Опираясь на трость и хромая, Аваддон заковылял к высокому крыльцу с резными поручнями. Зетлинг пошел следом.
– Я бы мог выбрать себе более неприметное пристанище, но к этому дому меня тянет душа. До революции здесь жил купец-старообрядец, большой любитель старины. Здесь отовсюду веет патриархальным семнадцатым веком, Стенькой Разиным, Ермаком и домостроем. Этим исключительным русским сочетанием раболепия и бунта. Вы вряд ли поймете, но в этих стенах я словно первооткрыватель Сибири, поставивший свой острог среди бушующей стихии варварства. А ведь парадокс, но так и есть. Но прошу, прошу…
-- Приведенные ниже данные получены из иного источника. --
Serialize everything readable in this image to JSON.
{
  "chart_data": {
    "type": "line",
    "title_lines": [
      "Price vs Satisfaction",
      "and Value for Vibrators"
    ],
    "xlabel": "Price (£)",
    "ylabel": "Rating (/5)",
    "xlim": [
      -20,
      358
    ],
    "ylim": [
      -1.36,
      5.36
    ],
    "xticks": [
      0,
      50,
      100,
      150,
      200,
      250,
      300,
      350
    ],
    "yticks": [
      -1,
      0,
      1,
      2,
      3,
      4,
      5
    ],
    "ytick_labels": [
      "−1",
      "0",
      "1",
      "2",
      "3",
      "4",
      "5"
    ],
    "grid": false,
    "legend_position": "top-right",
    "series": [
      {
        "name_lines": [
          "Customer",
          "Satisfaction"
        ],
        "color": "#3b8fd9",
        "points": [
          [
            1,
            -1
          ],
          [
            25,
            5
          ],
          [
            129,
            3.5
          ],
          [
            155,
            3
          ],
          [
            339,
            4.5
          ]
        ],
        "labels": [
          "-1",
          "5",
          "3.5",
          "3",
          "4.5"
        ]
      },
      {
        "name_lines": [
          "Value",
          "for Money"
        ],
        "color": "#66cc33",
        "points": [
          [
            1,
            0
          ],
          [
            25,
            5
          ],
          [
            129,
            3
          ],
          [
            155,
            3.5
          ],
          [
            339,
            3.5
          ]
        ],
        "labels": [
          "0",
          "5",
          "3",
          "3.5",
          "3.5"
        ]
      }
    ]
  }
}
Аваддон услужливо открыл перед Зетлингом дверь и пропустил в просторные, с острым запахом смолы сени. Навстречу вышла барышня, должно горничная, удивленно и испуганно посмотрела через плечо Зетлинга на черную голову Аваддона и, приподняв подол и робея, прижалась к стене. Зетлинг подал ей фуражку и приветливо улыбнулся. Ему показались забавными ее детский испуг и наивные черты румяного лица.
– Что там такое?! Неужто прибыли?! – из внутренних комнат донесся сильный мужской голос.
– Нас ждут?
– Еще бы, – Аваддон усмехнулся.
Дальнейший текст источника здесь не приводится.